Purpose: Kilovoltage cone-beam CT (kV-CBCT) is frequently used to verify daily setup accuracy for HN patients. Based on daily image review, some kV-CBCT alignments were rejected by physicians. The purpose of this study is to determine whether there is a clinically efficient method to assess dosimetric effects of rejected kV-CBCTs.

Methods: Twenty-nine rejected and 29 approved kV-CBCTs from HN patients were assessed with two methods. For method 1, kV-CBCTs were fused with planning CTs and contours were manually transferred from planning CT to the corresponding kV-CBCT. Dosimetry was calculated using the treated isocenter. For method 2, kV-CBCTs were rigidly registered with planning CTs using Philips’s dynamic planning system (DP) to transfer contours and treatment isocenter. Dose calculations were performed without heterogeneity corrections on kV-CBCT and original plans were recalculated without heterogeneity correction for comparison. Endpoints recorded were doses received by 95% of the GTV and high-dose CTV, and maximum point doses (D0.03cc) to the spinal cord and brainstem. For each method, shifts between registration and acquisition isocenters were compared to clinical shifts.

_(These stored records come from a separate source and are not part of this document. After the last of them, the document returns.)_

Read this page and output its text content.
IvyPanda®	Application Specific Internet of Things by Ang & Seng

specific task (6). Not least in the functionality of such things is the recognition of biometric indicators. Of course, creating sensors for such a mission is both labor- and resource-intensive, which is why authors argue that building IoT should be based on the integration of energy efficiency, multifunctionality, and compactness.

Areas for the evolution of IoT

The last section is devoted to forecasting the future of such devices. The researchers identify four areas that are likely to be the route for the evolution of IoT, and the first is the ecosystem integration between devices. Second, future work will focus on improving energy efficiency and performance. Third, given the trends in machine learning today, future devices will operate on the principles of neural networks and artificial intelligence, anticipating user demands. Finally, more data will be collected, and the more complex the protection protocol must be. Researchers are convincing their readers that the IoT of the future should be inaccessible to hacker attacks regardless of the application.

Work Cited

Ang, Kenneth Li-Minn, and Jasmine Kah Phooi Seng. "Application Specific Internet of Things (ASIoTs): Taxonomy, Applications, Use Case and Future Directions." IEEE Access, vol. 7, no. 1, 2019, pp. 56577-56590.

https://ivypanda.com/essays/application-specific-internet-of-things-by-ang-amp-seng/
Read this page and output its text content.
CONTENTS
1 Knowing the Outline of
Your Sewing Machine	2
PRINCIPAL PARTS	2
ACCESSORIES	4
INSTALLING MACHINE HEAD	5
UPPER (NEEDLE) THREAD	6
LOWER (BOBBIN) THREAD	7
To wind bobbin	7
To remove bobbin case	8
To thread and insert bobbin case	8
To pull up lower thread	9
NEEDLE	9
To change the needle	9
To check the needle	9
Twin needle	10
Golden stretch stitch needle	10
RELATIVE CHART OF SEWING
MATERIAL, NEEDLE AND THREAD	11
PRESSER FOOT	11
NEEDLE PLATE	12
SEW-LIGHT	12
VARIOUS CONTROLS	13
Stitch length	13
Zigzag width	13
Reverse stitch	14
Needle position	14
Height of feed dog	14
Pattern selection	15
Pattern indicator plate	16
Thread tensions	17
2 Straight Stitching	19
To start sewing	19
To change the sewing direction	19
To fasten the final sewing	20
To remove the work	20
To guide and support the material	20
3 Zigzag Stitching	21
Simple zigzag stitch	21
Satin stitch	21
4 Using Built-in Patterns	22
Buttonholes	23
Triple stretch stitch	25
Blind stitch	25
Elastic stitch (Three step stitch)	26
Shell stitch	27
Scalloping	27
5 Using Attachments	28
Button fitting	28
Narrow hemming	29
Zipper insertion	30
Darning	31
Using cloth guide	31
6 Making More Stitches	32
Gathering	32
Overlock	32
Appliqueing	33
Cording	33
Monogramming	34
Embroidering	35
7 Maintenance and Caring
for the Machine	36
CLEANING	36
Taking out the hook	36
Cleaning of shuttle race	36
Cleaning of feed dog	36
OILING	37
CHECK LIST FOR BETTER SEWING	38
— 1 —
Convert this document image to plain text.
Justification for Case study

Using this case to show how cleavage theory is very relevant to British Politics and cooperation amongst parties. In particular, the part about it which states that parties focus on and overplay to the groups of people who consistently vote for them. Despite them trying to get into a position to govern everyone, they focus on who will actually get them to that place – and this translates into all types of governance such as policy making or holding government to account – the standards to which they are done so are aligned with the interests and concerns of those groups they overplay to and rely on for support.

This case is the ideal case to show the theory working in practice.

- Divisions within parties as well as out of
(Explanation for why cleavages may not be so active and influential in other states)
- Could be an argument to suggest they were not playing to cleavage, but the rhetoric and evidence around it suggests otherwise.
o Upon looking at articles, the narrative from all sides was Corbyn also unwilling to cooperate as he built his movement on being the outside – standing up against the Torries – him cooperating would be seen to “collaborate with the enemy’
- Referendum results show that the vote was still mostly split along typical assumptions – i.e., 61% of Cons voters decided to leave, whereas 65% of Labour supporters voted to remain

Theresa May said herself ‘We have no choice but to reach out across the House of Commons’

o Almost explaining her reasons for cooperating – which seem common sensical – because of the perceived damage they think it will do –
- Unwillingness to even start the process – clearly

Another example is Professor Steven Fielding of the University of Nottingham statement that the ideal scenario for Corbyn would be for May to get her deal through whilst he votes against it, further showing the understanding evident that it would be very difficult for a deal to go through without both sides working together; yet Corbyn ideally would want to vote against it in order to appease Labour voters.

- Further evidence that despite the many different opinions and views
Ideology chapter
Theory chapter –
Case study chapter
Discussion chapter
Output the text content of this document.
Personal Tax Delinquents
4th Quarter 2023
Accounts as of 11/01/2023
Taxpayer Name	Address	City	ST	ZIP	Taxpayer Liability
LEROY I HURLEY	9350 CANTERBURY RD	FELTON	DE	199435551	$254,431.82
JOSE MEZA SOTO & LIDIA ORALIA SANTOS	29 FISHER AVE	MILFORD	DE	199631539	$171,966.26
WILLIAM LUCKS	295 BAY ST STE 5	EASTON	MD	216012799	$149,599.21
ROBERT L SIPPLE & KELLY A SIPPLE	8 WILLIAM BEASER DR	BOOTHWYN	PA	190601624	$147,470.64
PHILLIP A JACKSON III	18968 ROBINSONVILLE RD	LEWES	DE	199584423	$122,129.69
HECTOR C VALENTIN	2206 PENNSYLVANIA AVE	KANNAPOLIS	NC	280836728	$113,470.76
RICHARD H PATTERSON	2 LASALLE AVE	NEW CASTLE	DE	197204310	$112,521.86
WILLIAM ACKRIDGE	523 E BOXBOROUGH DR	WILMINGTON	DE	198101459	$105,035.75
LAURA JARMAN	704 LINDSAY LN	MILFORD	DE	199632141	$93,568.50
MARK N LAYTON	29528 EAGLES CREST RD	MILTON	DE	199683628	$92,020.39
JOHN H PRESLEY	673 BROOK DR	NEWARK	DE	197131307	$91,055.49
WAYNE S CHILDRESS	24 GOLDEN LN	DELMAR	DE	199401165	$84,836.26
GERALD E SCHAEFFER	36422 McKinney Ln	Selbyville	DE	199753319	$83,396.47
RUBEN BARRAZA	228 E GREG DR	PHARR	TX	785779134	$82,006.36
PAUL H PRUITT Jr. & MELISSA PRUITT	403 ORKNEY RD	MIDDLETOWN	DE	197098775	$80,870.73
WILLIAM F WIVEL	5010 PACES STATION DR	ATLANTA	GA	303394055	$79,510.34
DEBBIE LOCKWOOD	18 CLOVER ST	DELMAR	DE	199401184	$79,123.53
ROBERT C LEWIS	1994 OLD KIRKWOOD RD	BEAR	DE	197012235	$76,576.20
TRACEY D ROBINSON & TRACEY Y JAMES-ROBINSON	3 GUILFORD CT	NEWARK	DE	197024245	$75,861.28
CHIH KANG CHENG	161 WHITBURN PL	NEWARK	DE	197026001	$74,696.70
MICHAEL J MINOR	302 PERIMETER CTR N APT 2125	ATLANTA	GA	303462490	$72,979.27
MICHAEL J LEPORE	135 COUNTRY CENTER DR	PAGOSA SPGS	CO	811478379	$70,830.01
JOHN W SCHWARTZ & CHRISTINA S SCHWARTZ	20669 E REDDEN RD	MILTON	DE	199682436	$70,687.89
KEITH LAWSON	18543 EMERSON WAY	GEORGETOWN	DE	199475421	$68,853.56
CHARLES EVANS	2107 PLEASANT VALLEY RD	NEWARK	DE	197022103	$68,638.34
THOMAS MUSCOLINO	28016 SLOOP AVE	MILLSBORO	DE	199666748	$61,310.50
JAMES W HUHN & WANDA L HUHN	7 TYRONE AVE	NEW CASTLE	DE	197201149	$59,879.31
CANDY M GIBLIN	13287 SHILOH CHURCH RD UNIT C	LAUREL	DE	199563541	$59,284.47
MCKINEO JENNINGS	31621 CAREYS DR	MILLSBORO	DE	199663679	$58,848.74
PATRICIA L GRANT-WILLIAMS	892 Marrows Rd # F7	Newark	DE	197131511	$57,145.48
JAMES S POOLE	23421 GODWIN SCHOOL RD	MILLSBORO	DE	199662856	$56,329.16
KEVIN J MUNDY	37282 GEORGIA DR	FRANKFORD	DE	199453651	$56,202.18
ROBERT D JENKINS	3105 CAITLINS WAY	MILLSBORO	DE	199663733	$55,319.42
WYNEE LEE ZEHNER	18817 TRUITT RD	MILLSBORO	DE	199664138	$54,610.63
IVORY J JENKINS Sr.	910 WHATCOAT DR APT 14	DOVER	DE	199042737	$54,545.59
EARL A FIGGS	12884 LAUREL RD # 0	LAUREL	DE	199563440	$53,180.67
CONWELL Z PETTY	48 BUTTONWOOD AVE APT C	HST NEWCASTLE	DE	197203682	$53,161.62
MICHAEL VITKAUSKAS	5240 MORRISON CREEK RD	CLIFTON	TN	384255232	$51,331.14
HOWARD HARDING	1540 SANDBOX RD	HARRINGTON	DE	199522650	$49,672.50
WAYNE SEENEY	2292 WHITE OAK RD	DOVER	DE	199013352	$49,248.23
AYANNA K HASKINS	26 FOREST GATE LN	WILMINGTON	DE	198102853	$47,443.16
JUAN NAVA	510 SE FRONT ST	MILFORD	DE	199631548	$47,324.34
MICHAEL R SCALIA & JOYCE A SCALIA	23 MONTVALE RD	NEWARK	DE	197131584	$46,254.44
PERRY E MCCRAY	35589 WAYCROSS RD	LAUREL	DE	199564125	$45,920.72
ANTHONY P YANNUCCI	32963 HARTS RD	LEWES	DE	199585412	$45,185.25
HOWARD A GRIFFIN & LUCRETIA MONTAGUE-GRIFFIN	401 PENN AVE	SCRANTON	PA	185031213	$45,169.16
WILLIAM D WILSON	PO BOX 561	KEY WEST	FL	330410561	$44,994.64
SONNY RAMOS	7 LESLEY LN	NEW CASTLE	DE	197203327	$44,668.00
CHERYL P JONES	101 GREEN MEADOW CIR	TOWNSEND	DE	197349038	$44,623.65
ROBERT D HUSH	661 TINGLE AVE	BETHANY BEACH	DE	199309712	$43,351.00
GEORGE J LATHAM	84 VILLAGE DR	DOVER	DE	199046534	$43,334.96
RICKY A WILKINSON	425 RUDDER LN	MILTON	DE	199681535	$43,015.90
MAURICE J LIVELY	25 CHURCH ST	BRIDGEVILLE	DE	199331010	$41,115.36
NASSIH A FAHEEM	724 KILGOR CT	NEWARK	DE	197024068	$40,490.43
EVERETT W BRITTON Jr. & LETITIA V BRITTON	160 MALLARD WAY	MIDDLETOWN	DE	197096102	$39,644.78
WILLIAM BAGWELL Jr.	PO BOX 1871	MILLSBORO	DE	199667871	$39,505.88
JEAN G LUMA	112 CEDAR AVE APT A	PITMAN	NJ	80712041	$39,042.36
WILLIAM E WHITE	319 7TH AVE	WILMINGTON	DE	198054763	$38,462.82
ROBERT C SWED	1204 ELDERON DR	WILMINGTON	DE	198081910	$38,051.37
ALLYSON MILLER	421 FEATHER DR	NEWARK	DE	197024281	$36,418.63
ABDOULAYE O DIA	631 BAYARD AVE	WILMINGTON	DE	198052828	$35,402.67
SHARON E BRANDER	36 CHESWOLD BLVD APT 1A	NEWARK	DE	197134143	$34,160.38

Results: No difference in dosimetric endpoints were found between accepted and rejected kV-CBCTs. Percent change in spinal cord and brainstem D0.03cc measurements showed significant differences for method 1 vs method 2 for both groups. With method 2, significant differences in calculated (-0.31 ± 0.30 cm) vs. clinical shifts (-0.15 ± 0.23) were found in the AP direction for both groups. Clinical shifts differed significantly between accepted (0.12 ± 0.23) and rejected (0.28 ± 0.23) kV-CBCTs in the SI direction. Calculated shifts significantly differed in the AP direction for accepted (-0.09 ± 0.30) vs rejected (-0.31 ± 0.30) kV-CBCTs.

Conclusion: Daily review of kV-CBCTs is recommended and attempts to estimate dosimetric effects should account for clinical shifts to ensure accurate dose information.